Probably ALL animals respond to stimuli, but not all stimuli are the same. An 
eliciting stimulus alters the probability of behavior, but it is not a operant 
discriminative stimulus, and the behavior is often not sensitive to modulation 
by its consequences. Stimuli (things and events in the world) can serve a 
variety of functions, often simultaneously. The sound of the feeder operation 
in an operant chamber is a conditioned reinforcer (a particular stimulus 
function) but it also discriminatively controls approach to the food tray (a 
different stimulus function), and it probably elicits salavation (yet another 
stimulus function). We are responding to stimuli continually - this is obvious 
to me.But stimuli are not
 contingencies of reinforcement - they are parts of contigencies. Finally, are 
you really asking me why some species do things that others don't or can't? The 
answer is, of course, partly natural selection. The mechanisms that lead to 
simple habituation and senzitization, classical conditioning and operant 
conditioning, are produced through natural selection, presumably because being 
able to respond effectively in changing environments often confers a fitness 
advantage. This is elementary stuff, it seems to me.   

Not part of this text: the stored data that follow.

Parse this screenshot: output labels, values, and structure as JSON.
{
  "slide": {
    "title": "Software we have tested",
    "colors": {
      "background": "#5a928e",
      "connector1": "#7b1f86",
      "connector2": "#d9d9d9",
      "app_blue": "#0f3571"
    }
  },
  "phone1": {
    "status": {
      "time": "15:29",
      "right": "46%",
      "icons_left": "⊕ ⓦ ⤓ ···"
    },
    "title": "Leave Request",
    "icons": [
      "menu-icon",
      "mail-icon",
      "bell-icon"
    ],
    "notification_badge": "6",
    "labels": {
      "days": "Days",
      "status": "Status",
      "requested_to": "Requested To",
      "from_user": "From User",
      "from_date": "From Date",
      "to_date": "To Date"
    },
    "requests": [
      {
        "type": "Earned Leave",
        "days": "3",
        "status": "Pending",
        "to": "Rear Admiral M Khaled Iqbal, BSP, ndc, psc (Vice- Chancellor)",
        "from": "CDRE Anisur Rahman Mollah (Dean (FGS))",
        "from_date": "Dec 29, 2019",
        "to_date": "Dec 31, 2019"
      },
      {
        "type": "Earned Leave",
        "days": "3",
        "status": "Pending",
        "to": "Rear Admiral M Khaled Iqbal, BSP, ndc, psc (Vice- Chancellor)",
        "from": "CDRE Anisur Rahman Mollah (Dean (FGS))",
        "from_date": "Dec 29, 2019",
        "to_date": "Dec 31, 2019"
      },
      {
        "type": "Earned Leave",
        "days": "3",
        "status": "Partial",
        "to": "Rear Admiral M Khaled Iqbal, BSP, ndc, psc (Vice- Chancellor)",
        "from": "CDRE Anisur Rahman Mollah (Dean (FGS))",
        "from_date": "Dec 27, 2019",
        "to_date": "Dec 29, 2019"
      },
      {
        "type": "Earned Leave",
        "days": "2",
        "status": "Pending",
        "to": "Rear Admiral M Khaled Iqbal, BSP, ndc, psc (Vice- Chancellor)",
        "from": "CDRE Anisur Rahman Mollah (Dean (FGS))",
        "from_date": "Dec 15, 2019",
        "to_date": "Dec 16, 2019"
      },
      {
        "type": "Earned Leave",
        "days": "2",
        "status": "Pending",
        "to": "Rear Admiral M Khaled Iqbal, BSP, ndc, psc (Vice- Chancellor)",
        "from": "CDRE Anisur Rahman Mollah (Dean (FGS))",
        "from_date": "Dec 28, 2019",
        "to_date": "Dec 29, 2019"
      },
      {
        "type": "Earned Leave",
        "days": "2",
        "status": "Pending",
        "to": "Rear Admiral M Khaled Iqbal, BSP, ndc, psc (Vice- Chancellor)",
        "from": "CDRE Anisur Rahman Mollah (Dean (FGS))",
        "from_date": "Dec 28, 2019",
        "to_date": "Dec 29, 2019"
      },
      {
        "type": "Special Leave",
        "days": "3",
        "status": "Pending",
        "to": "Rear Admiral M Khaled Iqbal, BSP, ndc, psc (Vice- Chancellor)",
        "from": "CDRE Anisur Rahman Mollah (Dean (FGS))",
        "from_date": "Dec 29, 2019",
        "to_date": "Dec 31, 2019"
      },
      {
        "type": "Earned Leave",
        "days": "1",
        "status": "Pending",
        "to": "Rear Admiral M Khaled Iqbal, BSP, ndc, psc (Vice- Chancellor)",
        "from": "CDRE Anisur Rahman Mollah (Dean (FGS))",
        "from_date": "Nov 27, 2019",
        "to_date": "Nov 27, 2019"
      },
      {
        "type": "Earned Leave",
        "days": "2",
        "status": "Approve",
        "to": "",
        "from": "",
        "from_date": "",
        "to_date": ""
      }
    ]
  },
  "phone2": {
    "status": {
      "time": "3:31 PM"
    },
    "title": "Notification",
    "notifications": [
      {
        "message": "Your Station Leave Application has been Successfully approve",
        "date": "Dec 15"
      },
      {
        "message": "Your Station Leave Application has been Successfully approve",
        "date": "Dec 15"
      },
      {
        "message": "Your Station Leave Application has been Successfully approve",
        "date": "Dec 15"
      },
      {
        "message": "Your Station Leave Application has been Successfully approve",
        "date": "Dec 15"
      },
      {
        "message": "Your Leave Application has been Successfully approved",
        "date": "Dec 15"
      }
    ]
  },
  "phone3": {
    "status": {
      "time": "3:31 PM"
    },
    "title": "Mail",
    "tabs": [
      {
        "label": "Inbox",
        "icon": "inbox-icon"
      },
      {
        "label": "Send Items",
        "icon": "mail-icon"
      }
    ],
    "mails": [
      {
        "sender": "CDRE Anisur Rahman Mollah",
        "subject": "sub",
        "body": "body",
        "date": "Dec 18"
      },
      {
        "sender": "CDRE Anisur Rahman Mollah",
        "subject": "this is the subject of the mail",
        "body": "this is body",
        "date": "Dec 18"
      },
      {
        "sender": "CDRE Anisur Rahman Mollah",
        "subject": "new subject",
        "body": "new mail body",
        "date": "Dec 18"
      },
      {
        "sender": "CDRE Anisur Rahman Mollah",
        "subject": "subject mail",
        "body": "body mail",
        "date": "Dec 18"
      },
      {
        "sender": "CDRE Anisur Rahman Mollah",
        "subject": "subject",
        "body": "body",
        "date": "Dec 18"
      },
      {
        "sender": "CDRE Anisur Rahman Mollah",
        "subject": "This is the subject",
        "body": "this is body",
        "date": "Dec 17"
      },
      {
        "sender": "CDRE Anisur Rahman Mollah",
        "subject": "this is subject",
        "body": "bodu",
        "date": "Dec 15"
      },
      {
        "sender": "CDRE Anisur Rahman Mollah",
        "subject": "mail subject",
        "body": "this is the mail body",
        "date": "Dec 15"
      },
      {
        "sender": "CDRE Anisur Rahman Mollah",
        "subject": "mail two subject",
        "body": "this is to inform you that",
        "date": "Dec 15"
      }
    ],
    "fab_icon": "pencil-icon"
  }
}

SWM: Do you really think your tale of behaviors is adequate account of what 
happens when we think, feel or otherwise experience, whether the effects of 
cocaine or something else?

GS: Yes, at least at the level of behavior. No one knows how anything but the 
simplest behavior is mediated physiologically, despite the arm-breaking, 
self-congratulatory back-patting of many physiologists. But the sorts of 
processes that I am talking about are quite complex, even in the simplified 
world of the laboratory, as you would know if you ever bothered to crack a book 
that deals with behavior analysis. As it stands, you are simply ignorant about 
such issues, as was I before I was educated. You don't have to read anything on 
the topic, but I always wonder why those that know the least about behavior 
analysis and behaviorism are often the most vocal in their opposition to it. It 
is an acute problem for a science of behavior. I'm pretty sure that it is 
because we witness behavior all the time, and it has been talked about 
endlessly because of its immense importance.